W Capital Closes On $250M Fund –

Much of the secondary private equity community doesn’t want to touch shares in venture funds, let alone venture portfolios. Secondary buyers think buying venture portfolio assets would be a long bad trip featuring overvalued assets that are difficult to price and problematic to manage.

One of the small band of secondary contrarians who see direct private equity and venture assets as a promising market is W Capital Partners. The secondary firm announced last week that its inaugural institutional fund, W Capital Partners LP, closed with $250 million in commitments.

We’ve never done a secondary LP deal and we don’t intend to,” says David Wachter, who manages the firm with fellow general partners Robert Migliorino and Stephen Wertheimer. “We recognized the pipeline of deals early on. We built a set of processes and methodologies that allow us to be efficient and offer sellers high probability of closure. We have a due diligence process that was designed to address direct secondaries.” While the fund is mandated to explore any and all private equity assets, Wachter expects to be much more active in buying venture capital portfolios. “Much more opportunity exists in the venture capital side than the private equity side,” he says.

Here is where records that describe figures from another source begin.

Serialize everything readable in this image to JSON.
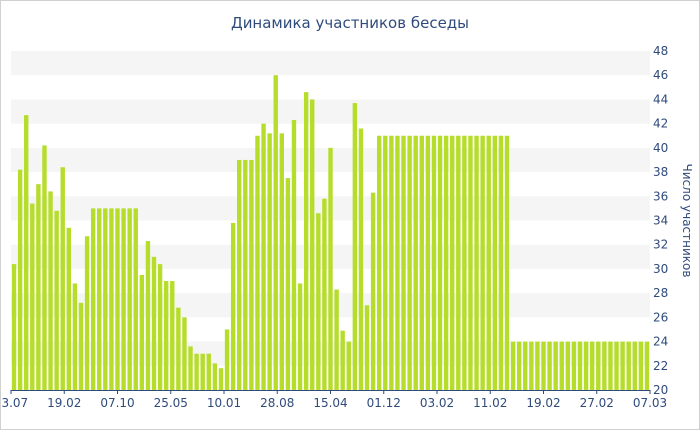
{
  "chart_data": {
    "type": "bar",
    "title": "Динамика участников беседы",
    "ylabel": "Число участников",
    "xlabel": "",
    "ylim": [
      20,
      48
    ],
    "yticks": [
      20,
      22,
      24,
      26,
      28,
      30,
      32,
      34,
      36,
      38,
      40,
      42,
      44,
      46,
      48
    ],
    "x_tick_labels": [
      "03.07",
      "19.02",
      "07.10",
      "25.05",
      "10.01",
      "28.08",
      "15.04",
      "01.12",
      "03.02",
      "11.02",
      "19.02",
      "27.02",
      "07.03"
    ],
    "grid": "horizontal bands",
    "bar_color": "#b5dd2a",
    "band_color": "#f5f5f5",
    "text_color": "#2f4b7c",
    "values": [
      30.4,
      38.2,
      42.7,
      35.4,
      37,
      40.2,
      36.4,
      34.8,
      38.4,
      33.4,
      28.8,
      27.2,
      32.7,
      35,
      35,
      35,
      35,
      35,
      35,
      35,
      35,
      29.5,
      32.3,
      31,
      30.4,
      29,
      29,
      26.8,
      26,
      23.6,
      23,
      23,
      23,
      22.2,
      21.8,
      25,
      33.8,
      39,
      39,
      39,
      41,
      42,
      41.2,
      46,
      41.2,
      37.5,
      42.3,
      28.8,
      44.6,
      44,
      34.6,
      35.8,
      40,
      28.3,
      24.9,
      24,
      43.7,
      41.6,
      27,
      36.3,
      41,
      41,
      41,
      41,
      41,
      41,
      41,
      41,
      41,
      41,
      41,
      41,
      41,
      41,
      41,
      41,
      41,
      41,
      41,
      41,
      41,
      41,
      24,
      24,
      24,
      24,
      24,
      24,
      24,
      24,
      24,
      24,
      24,
      24,
      24,
      24,
      24,
      24,
      24,
      24,
      24,
      24,
      24,
      24,
      24
    ]
  }
}
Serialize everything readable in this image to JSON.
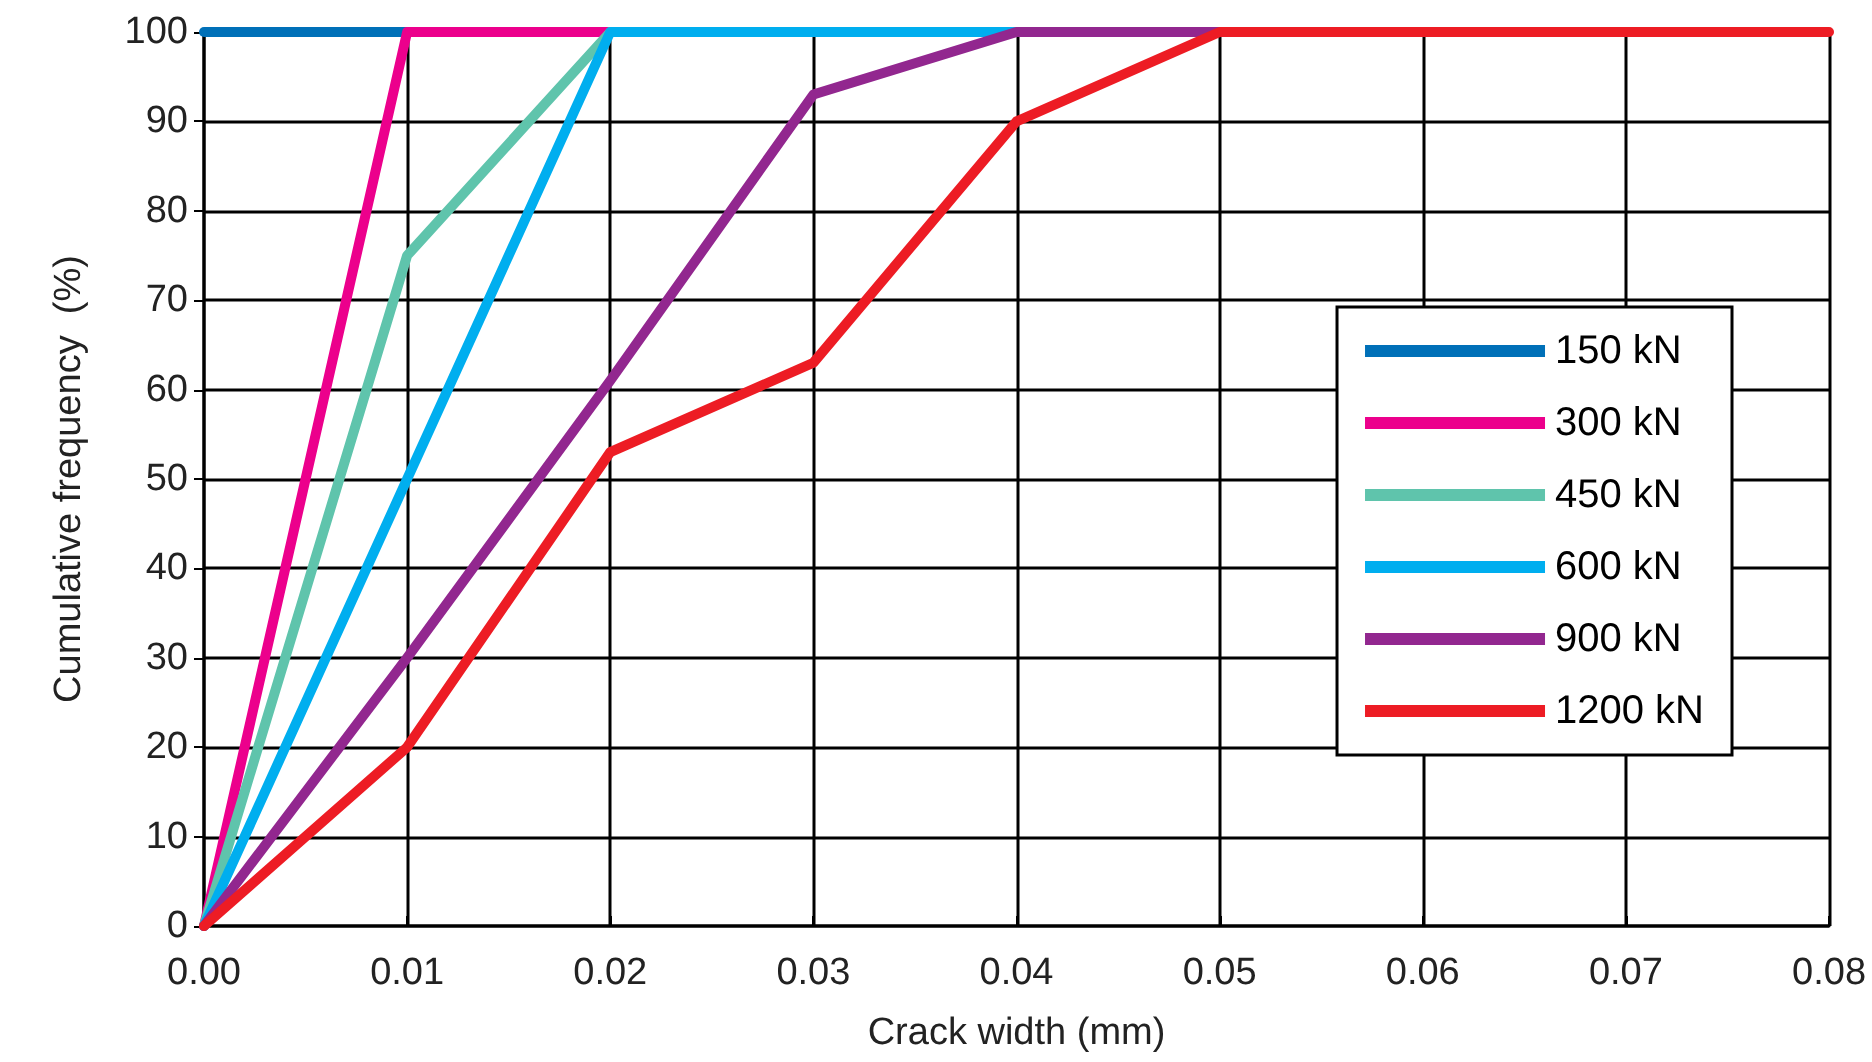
{
  "chart_data": {
    "type": "line",
    "xlabel": "Crack width (mm)",
    "ylabel": "Cumulative frequency  (%)",
    "xlim": [
      0,
      0.08
    ],
    "xticks": [
      {
        "value": 0,
        "label": "0.00"
      },
      {
        "value": 0.01,
        "label": "0.01"
      },
      {
        "value": 0.02,
        "label": "0.02"
      },
      {
        "value": 0.03,
        "label": "0.03"
      },
      {
        "value": 0.04,
        "label": "0.04"
      },
      {
        "value": 0.05,
        "label": "0.05"
      },
      {
        "value": 0.06,
        "label": "0.06"
      },
      {
        "value": 0.07,
        "label": "0.07"
      },
      {
        "value": 0.08,
        "label": "0.08"
      }
    ],
    "ylim": [
      0,
      100
    ],
    "yticks": [
      0,
      10,
      20,
      30,
      40,
      50,
      60,
      70,
      80,
      90,
      100
    ],
    "grid": true,
    "legend": "right",
    "marker": "none",
    "line_style": "solid",
    "series": [
      {
        "name": "150 kN",
        "color": "#0070b8",
        "x": [
          0,
          0.01
        ],
        "values": [
          100,
          100
        ]
      },
      {
        "name": "300 kN",
        "color": "#ec008c",
        "x": [
          0,
          0.01,
          0.02
        ],
        "values": [
          0,
          100,
          100
        ]
      },
      {
        "name": "450 kN",
        "color": "#5fc4ac",
        "x": [
          0,
          0.01,
          0.02
        ],
        "values": [
          0,
          75,
          100
        ]
      },
      {
        "name": "600 kN",
        "color": "#00aeef",
        "x": [
          0,
          0.02,
          0.04
        ],
        "values": [
          0,
          100,
          100
        ]
      },
      {
        "name": "900 kN",
        "color": "#92278f",
        "x": [
          0,
          0.01,
          0.02,
          0.03,
          0.04,
          0.05
        ],
        "values": [
          0,
          30,
          61,
          93,
          100,
          100
        ]
      },
      {
        "name": "1200 kN",
        "color": "#ed1c24",
        "x": [
          0,
          0.01,
          0.02,
          0.03,
          0.04,
          0.05,
          0.08
        ],
        "values": [
          0,
          20,
          53,
          63,
          90,
          100,
          100
        ]
      }
    ]
  }
}
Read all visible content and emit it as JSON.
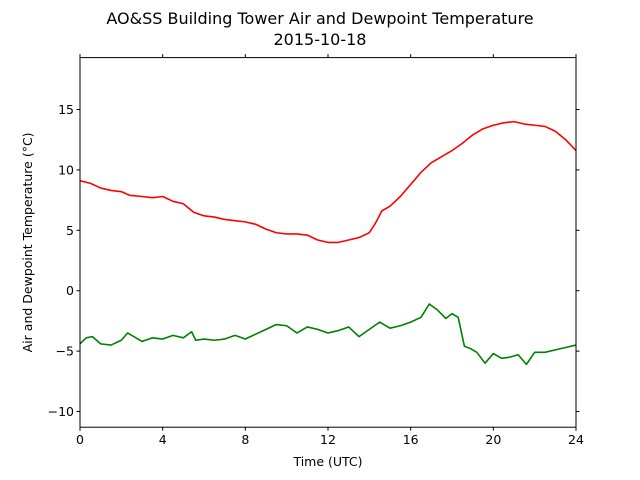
{
  "chart_data": {
    "type": "line",
    "title": "AO&SS Building Tower Air and Dewpoint Temperature",
    "subtitle": "2015-10-18",
    "xlabel": "Time (UTC)",
    "ylabel": "Air and Dewpoint Temperature (°C)",
    "xlim": [
      0,
      24
    ],
    "ylim": [
      -11.3,
      19.3
    ],
    "xticks": [
      0,
      4,
      8,
      12,
      16,
      20,
      24
    ],
    "xtick_labels": [
      "0",
      "4",
      "8",
      "12",
      "16",
      "20",
      "24"
    ],
    "yticks": [
      -10,
      -5,
      0,
      5,
      10,
      15
    ],
    "ytick_labels": [
      "−10",
      "−5",
      "0",
      "5",
      "10",
      "15"
    ],
    "grid": false,
    "legend": "none",
    "series": [
      {
        "color": "#ff0000",
        "x": [
          0,
          0.5,
          1,
          1.5,
          2,
          2.4,
          3,
          3.5,
          4,
          4.5,
          5,
          5.5,
          6,
          6.5,
          7,
          7.5,
          8,
          8.5,
          9,
          9.5,
          10,
          10.5,
          11,
          11.5,
          12,
          12.5,
          13,
          13.5,
          14,
          14.3,
          14.6,
          15,
          15.5,
          16,
          16.5,
          17,
          17.5,
          18,
          18.5,
          19,
          19.5,
          20,
          20.5,
          21,
          21.5,
          22,
          22.5,
          23,
          23.5,
          24
        ],
        "y": [
          9.1,
          8.9,
          8.5,
          8.3,
          8.2,
          7.9,
          7.8,
          7.7,
          7.8,
          7.4,
          7.2,
          6.5,
          6.2,
          6.1,
          5.9,
          5.8,
          5.7,
          5.5,
          5.1,
          4.8,
          4.7,
          4.7,
          4.6,
          4.2,
          4.0,
          4.0,
          4.2,
          4.4,
          4.8,
          5.6,
          6.6,
          7.0,
          7.8,
          8.8,
          9.8,
          10.6,
          11.1,
          11.6,
          12.2,
          12.9,
          13.4,
          13.7,
          13.9,
          14.0,
          13.8,
          13.7,
          13.6,
          13.2,
          12.5,
          11.6
        ]
      },
      {
        "color": "#008000",
        "x": [
          0,
          0.3,
          0.6,
          1,
          1.5,
          2,
          2.3,
          2.6,
          3,
          3.5,
          4,
          4.5,
          5,
          5.4,
          5.6,
          6,
          6.5,
          7,
          7.5,
          8,
          8.5,
          9,
          9.5,
          10,
          10.5,
          11,
          11.5,
          12,
          12.5,
          13,
          13.5,
          14,
          14.5,
          15,
          15.5,
          16,
          16.5,
          16.9,
          17.3,
          17.7,
          18,
          18.3,
          18.6,
          18.9,
          19.2,
          19.6,
          20,
          20.4,
          20.8,
          21.2,
          21.6,
          22,
          22.5,
          23,
          23.5,
          24
        ],
        "y": [
          -4.4,
          -3.9,
          -3.8,
          -4.4,
          -4.5,
          -4.1,
          -3.5,
          -3.8,
          -4.2,
          -3.9,
          -4.0,
          -3.7,
          -3.9,
          -3.4,
          -4.1,
          -4.0,
          -4.1,
          -4.0,
          -3.7,
          -4.0,
          -3.6,
          -3.2,
          -2.8,
          -2.9,
          -3.5,
          -3.0,
          -3.2,
          -3.5,
          -3.3,
          -3.0,
          -3.8,
          -3.2,
          -2.6,
          -3.1,
          -2.9,
          -2.6,
          -2.2,
          -1.1,
          -1.6,
          -2.3,
          -1.9,
          -2.2,
          -4.6,
          -4.8,
          -5.1,
          -6.0,
          -5.2,
          -5.6,
          -5.5,
          -5.3,
          -6.1,
          -5.1,
          -5.1,
          -4.9,
          -4.7,
          -4.5
        ]
      }
    ]
  }
}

Institutional limited partners in the fund include the California Public Employees’ Retirement System (CalPERS), Columbia University, the Fire and Police Pension Association of Colorado and the Public Employee Retirement System of Idaho, which are each advised by Hamilton Lane Advisors. Rhode Island Employees’ Retirement System through the Pacific Corporate Group and Goldman Sachs’ VF Holdings also signed up to commit. The fund also has endowments, foundations and high net worth individual investors as well as some European institutional investors.

The New York-based firm had an initial goal of $150 million for the fund. It held a first close in January with $101.2 million and closed on an additional $71 million in late March.

San Francisco-based Probitas Partners served as a placement agent on the fund. Craig Marmer, a partner with Probitas, says the firm’s ability to close deals at a steady pace proved that there is a long-term opportunity for direct portfolio deals. “The biggest issue was understanding the market and having an appreciation that this was not just a quick market aberration but an ongoing market opportunity,” Marmer says. “What makes this a longer term business opportunity is that this is no longer a large scale sale of Internet or telecom companies but people are using this as a portfolio management tool to sell off non-strategic assets.”

W Capital has closed on six private equity portfolios so far. The only one the firm has made public so far has been the March 2003 acquisition of all the direct investments in life sciences, communications and information technology of Tredegar (NYSE: TG). W Capital partnered with Goldman Sachs on the deal, with Goldman buying Tredegar’s private equity fund stakes.